Keiner der Männer ahnte, dass hinter der Mauer, am Rand der Treppe, Toby stand und jedes Wort belauschen konnte. Er hatte zwar die Türe seines Zimmers geöffnet, ja, aber dann war er zurückgeschlichen, weil er gewusst hatte, dass sie über ihn und den Schwindelanfall sprechen würden.
Neben ihm verharrte regungslos der gelbbraune, zottige Hund, als belausche auch er die Gespräche. Langsam wandte Toby sich ab. Auf Zehenspitzen ging er in sein Zimmer zurück, um sich dort an den Schreibtisch zu setzen. Das offene Fenster vor ihm zeigte in Richtung des Stalls und er konnte die Pferde auf den Koppeln beobachten. Nein, er durfte auf keinen Fall krank werden und er konnte niemandem – weder Ray, noch Hank und schon gar nicht Morton – anvertrauen, dass diese Kopfschmerzen und das Schwindelgefühl ihn schon sehr viel länger quälten, als sie alle vermuteten. Das musste sein Geheimnis bleiben.. Sie hatten schon genug Sorgen – auch ohne die seinen.
Gedankenverloren kraulte er seinen Hund hinter den Schlappohren, während er mit der anderen Hand die Seiten des Mathematikbuchs umschlug. Als Morton vor mehr als einem Jahr sein Leben in Kansas City aufgegeben und zurück auf die Ranch gekommen war, hatte Toby geglaubt, alles würde gut werden. Das hatte sich jedoch als Trugschluss erwiesen, dumme, törichte Kinderträume waren das gewesen, nichts weiter.
Morton hat sich nie für die Ranch interessiert, dachte er und diese Tatsache schmerzte ihn. Genauso wenig, wie für mich oder für Dad. Wir waren ihm beide gleichgültig.
Bis zu Randalls Tod – dann war Morton auf einmal mit all dem konfrontiert worden, was er gemieden hatte, solange Toby sich erinnern konnte. Natürlich – sein Vater hatte ihn hin und wieder in den Bus gesetzt, damit er zu seinem großen Bruder fahren konnte, in den Schulferien. Zuerst war da immer diese Frau gewesen, die er nicht hatte ausstehen können und dann, irgendwann, hatten sie sich immer seltener gesehen. Als ihr Vater den tödlichen Unfall gehabt hatte, war ihr letztes Treffen über ein Jahr zurückgelegen und der junge, blonde Mann, der plötzlich in der Tür gestanden hatte, fast ein Fremder für ihn gewesen.
Aber das ist er nicht mehr, dachte Toby. Er ist einfach mein Bruder, genau wie Ray und Hank meine Freunde sind.
Diese drei Männer waren die einzige Familie, die er hatte und er durfte auf keinen Fall zulassen, dass sie einander wieder verloren, nur, weil es ihm gerade nicht gut ging. Wegen ihm waren sie alle auf der Ranch vereint und jetzt bestand seine Aufgabe darin, dafür zu sorgen, dass sie es auch bleiben würden.
Das lange, einstöckige Schulgebäude der kleinen Stadt im mittleren Westen des Bundesstaates Colorado lag ruhig und von einem großen, geteerten Pausenhof umgeben am Rande der südlichen Stadtgrenze. Hinter einem Holzzaun erstreckte sich der Pausenhof und neben der breiten, schweren Eingangstür des Gebäudes lehnten unzählige Fahrräder quer neben- und durcheinander unter den Fenstern. Das Haus selbst stammte aus den 30er Jahren und wirkte mit seinen hohen Fenstern fast ein wenig antiquarisch und überholt.
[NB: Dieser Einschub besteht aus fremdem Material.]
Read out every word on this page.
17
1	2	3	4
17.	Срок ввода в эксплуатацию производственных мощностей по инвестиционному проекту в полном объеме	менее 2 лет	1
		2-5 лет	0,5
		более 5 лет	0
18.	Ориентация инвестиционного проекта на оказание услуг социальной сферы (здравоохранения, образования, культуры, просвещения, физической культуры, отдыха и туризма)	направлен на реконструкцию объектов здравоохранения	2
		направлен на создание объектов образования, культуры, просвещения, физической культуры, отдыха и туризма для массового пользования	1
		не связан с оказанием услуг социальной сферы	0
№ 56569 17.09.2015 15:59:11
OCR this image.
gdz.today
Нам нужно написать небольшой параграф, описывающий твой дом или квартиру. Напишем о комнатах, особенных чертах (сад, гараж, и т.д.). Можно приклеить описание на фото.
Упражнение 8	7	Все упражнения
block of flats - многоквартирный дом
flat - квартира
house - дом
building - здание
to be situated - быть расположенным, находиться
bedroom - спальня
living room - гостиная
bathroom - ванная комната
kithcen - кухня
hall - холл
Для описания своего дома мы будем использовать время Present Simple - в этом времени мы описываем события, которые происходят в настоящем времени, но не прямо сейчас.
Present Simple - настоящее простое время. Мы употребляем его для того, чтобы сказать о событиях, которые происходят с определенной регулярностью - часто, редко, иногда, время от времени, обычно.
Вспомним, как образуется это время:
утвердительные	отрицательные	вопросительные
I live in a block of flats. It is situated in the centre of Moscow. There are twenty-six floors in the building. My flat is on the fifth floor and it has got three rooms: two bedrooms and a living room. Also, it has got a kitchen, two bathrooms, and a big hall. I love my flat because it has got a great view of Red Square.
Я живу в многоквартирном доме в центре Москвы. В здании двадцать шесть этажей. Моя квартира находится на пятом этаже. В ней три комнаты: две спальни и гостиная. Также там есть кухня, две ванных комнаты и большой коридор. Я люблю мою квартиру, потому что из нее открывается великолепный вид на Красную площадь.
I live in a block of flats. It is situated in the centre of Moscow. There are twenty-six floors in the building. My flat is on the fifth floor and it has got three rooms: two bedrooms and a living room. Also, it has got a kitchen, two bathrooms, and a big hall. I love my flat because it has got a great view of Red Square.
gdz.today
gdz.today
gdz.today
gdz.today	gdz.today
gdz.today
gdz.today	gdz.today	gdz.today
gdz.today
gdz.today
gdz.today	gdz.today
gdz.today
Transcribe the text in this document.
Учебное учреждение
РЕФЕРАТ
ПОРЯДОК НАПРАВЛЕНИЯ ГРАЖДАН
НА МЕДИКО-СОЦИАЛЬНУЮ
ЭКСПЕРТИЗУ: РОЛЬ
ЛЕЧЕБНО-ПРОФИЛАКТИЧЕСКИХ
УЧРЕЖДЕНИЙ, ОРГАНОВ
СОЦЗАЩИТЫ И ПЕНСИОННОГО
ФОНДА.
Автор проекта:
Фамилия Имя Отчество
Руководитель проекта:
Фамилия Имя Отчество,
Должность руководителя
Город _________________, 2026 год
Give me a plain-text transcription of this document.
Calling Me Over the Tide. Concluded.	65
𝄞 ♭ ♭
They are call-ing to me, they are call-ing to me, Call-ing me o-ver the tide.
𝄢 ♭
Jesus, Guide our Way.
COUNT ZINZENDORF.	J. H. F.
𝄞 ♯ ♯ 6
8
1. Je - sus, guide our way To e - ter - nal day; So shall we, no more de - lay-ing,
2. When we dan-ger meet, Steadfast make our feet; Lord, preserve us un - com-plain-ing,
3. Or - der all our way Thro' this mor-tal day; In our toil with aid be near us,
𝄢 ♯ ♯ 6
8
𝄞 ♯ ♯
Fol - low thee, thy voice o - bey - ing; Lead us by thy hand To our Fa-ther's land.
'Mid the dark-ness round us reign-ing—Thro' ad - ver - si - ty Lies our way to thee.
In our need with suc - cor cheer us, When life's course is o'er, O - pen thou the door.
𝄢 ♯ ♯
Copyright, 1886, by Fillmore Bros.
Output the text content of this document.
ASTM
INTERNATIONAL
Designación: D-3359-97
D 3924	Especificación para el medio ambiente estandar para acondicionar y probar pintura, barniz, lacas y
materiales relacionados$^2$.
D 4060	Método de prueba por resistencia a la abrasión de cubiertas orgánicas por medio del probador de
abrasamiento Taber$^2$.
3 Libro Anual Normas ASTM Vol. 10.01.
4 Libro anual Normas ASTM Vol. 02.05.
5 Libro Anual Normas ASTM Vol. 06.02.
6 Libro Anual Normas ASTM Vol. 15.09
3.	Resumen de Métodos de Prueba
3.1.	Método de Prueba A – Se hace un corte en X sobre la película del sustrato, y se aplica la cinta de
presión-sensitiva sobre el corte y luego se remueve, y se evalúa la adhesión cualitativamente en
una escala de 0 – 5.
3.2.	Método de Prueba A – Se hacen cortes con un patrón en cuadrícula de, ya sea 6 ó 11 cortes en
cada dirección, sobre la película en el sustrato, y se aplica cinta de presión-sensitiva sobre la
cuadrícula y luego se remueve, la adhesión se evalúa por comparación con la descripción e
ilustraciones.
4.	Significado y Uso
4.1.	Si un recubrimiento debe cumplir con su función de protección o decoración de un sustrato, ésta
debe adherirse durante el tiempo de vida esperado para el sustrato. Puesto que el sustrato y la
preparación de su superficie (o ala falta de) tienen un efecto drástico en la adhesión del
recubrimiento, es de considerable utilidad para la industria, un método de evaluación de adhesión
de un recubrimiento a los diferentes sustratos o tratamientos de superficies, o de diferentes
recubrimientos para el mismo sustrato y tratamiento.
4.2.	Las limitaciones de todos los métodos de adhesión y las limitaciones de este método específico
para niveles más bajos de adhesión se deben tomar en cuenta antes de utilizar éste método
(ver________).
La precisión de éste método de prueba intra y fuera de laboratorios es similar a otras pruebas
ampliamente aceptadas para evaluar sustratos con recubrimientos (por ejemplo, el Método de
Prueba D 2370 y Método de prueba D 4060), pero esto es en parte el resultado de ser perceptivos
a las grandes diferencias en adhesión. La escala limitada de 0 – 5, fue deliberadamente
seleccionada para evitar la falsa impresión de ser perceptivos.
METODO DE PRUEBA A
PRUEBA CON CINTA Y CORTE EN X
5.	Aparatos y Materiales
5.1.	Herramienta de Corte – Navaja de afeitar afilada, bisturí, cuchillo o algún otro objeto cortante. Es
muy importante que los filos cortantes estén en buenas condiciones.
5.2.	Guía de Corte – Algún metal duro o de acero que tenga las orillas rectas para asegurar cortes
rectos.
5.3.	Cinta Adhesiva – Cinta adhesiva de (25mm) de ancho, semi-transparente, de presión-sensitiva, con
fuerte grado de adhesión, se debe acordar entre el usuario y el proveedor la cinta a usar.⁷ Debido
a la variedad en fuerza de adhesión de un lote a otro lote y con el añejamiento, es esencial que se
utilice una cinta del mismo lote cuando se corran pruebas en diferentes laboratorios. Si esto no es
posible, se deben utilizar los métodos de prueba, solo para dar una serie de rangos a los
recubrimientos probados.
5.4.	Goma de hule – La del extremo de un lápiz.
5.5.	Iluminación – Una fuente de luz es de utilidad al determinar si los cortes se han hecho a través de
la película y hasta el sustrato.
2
Der Unterricht hatte schon längst begonnen und im langen Flur des Erdgeschoßes herrschte andächtige Stille, als auf einmal die Tür aufschwang und ein Junge in Bluejeans und grün-kariertem Hemd hereinstürmte. Immer zwei Stufen auf einmal nehmend, rannte er die Treppe ins Obergeschoß hinauf. Mit Schrecken entdeckte er die Uhr an der Wand. Ihm graute bei der Vorstellung dessen, was ihm nun wohl blühen würde und er konnte nicht leugnen, dass ihm dabei ausgesprochen mulmig zumute wurde. Er kannte die Zornesausbrüche seiner Lehrerin mittlerweile nur allzu gut.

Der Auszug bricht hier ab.